Historically Japanese used to call foreigners 外人 (gaijin) which means foreign person.( or if you wanted to be more specific it technically means "outside person" 外 means "outside" and 人 means "person" though 外人 mostly gets translated as "foreigner" by google translate)
And then over time 外人 was considered to be "rude" and "politically incorrect" because 外人 refers to anyone that was not of Japanese ethnicity even if they had Japanese citizenship, so they started saying 外国人 (Gaikoku jin) which means "foreign country person" (or outside country person though again google translate translates it as "foreigner") which is the term used by the Japanese government and media. There's still people who say 外人 but the mainstream term is now 外国人.
And now there are those that even take it one step further to start saying 海外の人 which means overseas person.
So who exactly was responsible for the political correctness being pushed over there?
This is similar to the bastardization of language in the West. its like how "illegal alien" started becoming "illegal immigrant" and then it became "undocumented immigrant" or even why the West doesn't even describe foreigners in their countries as foreigners anymore, or how "transvestite" became "transgender". Political correctness became so bad that even conservatives stopped using "illegal alien" and started using "illegal immigrant" similar to how even in Japan conservatives started saying 外国人 instead of 外人 even though they are clearly still using the term anytime they see anyone that doesn't look of Japanese ethnicity.

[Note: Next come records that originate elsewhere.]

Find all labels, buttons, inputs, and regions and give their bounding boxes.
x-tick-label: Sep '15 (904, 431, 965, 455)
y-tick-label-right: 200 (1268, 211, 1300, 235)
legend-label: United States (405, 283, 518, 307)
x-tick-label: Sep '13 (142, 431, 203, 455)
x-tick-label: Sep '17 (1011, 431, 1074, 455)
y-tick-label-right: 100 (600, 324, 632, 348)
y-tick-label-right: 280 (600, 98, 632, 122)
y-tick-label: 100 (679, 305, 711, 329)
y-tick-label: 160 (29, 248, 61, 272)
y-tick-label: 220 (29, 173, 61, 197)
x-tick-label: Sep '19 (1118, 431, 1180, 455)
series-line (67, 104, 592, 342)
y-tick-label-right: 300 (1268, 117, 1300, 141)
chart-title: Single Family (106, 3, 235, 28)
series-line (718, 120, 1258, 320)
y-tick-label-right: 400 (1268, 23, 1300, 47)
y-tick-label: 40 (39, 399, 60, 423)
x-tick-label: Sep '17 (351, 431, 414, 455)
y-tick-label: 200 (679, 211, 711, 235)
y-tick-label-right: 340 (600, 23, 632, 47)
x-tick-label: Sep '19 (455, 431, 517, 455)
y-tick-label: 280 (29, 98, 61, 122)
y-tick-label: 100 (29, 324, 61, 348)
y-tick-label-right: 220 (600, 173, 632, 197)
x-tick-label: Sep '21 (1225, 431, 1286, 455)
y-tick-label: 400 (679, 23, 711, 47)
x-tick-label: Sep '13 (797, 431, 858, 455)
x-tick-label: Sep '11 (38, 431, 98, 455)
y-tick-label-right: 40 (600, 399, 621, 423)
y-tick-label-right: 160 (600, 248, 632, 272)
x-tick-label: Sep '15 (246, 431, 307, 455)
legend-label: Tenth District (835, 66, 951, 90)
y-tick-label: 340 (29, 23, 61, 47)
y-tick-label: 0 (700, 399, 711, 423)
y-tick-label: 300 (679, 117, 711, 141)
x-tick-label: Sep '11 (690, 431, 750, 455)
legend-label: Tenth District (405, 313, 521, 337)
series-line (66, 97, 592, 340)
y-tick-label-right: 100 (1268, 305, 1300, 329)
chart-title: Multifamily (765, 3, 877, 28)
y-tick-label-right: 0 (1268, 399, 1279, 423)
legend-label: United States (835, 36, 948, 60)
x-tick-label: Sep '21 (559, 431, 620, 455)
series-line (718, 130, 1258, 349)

It's crazy how we have to jump through hoops to "not offend someone". This can be a double edged sword though. In German the whole "Fachkräfte" aka skilled workers has become a euphemism for illegal migrants that everyone still normal in the head is using to make fun of the whole thing. We really need more people to make fun of the whole woke shit, those words should stand as insults to pepper the mentioned people with.
Btw, is it gaikoku hito or gaikoku jin? I thought it was jin, aka the onyomi but my japanese is still lacking(I am just glad I could read all the kanji in this :3). IIRC that one's one of those weird exceptions where it can be either way(or has some weird rules attached to it I seem to have forgotten).
外国人 is read as gaikokujin. As for why exactly in terms of grammar rules or what-have-you I couldn't tell you, but I've seen and heard it enough to know.
If you wanted to read 人 as hito and have the term mean something similar I'd guess you'd have to write 外国の人 (gaikoku no hito) much like the example of 海外の人 (kaigai no hito).
Don't take my words as gospel though, I'm learning just like you.
i thought it was jin as well but google tells me its hito.
Google lies, haha. I just thought it sounded weird and wrong. I'm still surprised I can slowly read some of these so I wasn't sure either.
gaijin / gaikokujin -> foreigner
There isn't a word gaikoku hito. You can say "gaikoku NO hito" or kaigai no hito or kaigai kara no hito.
ok i'll edit it. But why does google translate tell me that its gaikoku hito?
Because google translate is kind of shit at Asian languages. Use Deepl instead.